Pazarlama dünyası uzun zamandır farklı stratejik metodolojiler deneyerek, daha etkili satış, farkındalık yaratma peşinde… Çünkü artık, neredeyse tüm ürünlerin içeriği, kalitesi hatta hizmet süreci bile benzer.
Her üretici daha fazla ürün satmak istiyor, satıcılar daha fazla para kazanmak istiyor, müşterilerse paralarının karşılığını almak istiyor.
Tercih kriteri ise artık sadece kaliteli imalat, iyi hizmet, yenilikçilik değil. Tüketiciler artık, alışılmışın dışındaki somut faydanın peşinde… Ancak o faydayı sunabilirsen, müşteri ile uzun vadeli sadakati yakalayabiliyorsun.
Örnek vereyim, dünyanın en zor ürünlerinden biri olan: Akü. Akmaz, kokmaz. Varlığı bozulunca anlaşılır, markalar arasındaki fark net değil. Kapalı bir kutu, ustanın önerisi en elzem seçim kriteri. Ustaya iyi prim veren kazanıyor… Peki, ustanın hegemonyasından ürün satışını nasıl çıkarırsın?
İnci Akü’nün çılgın bir hizmeti var. Kim farkında bilmiyorum, “Yol Yardımı” ismi. Hizmetten sadece İnci Akü sahipleri değil, herkes faydalanabiliyor. Yolda mı kaldın, bir telefonla ara, pat geliyorlar. Konu sadece akünün bozulması ve yolda kalmak da değil, acil çiçek mi yollaman lazım, bir telefonla çözüyorlar. Aaa yıldönümünü unuttun, pat hediye lazım, alo diyorsun çözüyorlar.
Kim der ki, akü firması aslında çok değerli bir hizmet, değer sunuyor? Tüketici zihninde somutlaşmamış bir ürünü tercih ettirmek için, somutlaştırılmış bir hizmet modeli sunuyor İnci Akü. Bugün müşterisi olmasan da akün ilk bozulduğu anda aklına gelen marka olma ihtimalini yükseltiyor.
Başka bir açıdan bakalım: Neden gençliğimizin en önemli aygıtı olan Walkman’in üreticisi Sony, iPod’u akıl edemedi?
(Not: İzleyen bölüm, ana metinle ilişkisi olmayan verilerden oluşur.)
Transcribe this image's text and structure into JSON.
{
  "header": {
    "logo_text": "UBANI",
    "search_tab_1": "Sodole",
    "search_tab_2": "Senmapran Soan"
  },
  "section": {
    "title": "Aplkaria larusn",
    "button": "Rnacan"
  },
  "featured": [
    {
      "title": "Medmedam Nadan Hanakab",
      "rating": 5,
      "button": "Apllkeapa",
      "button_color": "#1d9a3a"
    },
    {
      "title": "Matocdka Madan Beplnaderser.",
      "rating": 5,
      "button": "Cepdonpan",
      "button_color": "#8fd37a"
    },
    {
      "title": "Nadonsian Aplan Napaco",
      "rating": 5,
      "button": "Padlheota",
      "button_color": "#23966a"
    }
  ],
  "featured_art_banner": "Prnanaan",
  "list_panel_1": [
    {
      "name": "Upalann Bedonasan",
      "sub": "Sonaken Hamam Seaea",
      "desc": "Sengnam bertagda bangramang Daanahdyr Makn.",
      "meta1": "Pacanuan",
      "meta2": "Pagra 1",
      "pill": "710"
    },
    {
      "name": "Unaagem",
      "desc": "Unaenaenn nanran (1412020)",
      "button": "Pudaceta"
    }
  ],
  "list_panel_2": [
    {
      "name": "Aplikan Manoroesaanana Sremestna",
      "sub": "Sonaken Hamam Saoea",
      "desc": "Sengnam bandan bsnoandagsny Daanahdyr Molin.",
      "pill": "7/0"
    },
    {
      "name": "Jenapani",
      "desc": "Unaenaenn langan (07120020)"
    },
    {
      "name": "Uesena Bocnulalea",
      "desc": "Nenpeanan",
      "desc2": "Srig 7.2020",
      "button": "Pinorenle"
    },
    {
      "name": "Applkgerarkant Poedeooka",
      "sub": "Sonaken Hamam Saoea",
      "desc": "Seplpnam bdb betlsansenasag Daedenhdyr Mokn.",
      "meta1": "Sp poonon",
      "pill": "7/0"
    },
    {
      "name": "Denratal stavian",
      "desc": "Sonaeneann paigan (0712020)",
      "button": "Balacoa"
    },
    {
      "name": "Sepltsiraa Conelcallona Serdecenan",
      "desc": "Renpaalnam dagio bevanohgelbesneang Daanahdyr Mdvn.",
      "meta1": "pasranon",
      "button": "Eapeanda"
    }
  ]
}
Müzik kavramını komple sahiplenebilecekken, kurumsal duvarları arasında kalan Sony, müşteri deneyiminden ve somutlaştırılmış duygusal vaatten uzaklaşıp, imalat süreçlerinde kayboldu.
Rasyonel değerlerden çıkan, markanın faaliyet alanı ile örtüşen, duyguyu, tüketici zihninde somutlaştırmak artık markaların tek çıkış noktasıdır.
Rasyonel faydadan vazgeçmeden, markanın duygusal ve sosyal yönünü vurgulayarak markanın farkını ortaya koymak, tüketicinin hayatında bir üründen daha fazlası olmak, uzun vadeli sadakat için elzemdir.
“You’ve got to start with the customer experience and work backwards to the technology.” – Steve Jobs 1997
Steve Jobs, tüm dünyaya aslında şunu öğretti: Nefes almak nasıl insanın yaşaması için elzemse elbette karlılık da firmaların hayatta kalması için elzemdir. Ancak, para kazanmak değildir merkezde tutmamız gereken şey, rekabette ayrışmanın yolu, elimizdeki ürüne/markaya, müşteri deneyimini yükseltecek ek değer katmaktır.
İnsanı ve deneyimi merkeze koymak, fikirde devrimi peşinden getirmektedir.
Tom and David Kelley’nin alameti farikası olan Design Thinking bakış açısı tam da bu noktadan hareket etmektedir.
Design Thinking: Merkeze insanı koyarak, karmaşık problemleri çözüp, bu yeni fikirler üretmektir.
Derler ki abilerimiz, yenilikçi, innovatif ürünler, 3 kavramın ortak kesişiminden ortaya çıkarlar:
Bu formülün 3 ana girdisi vardır: İnsan, Alan, Yaklaşım. Bu 3 öğe bizi yenilikçi fikre götürür.
Çıktıları kontrol ederken izledikleri check list, yine ana kesişim noktalarından yola çıkmaktadır.
- Teknik olarak uygulanabilir mi?
- Tüketiciye bir ek değer sunuyor mu?
- İş hedeflerine uygun mu?
- Önceliklerimiz neleri nereye focus olmalıyız?
İzledikleri yöntemlerle, fark yaratan çözümler sunan ekibin yaklaşımına dilerim kısa sürede Türk firmalar da sıcak bakmaya başlarlar.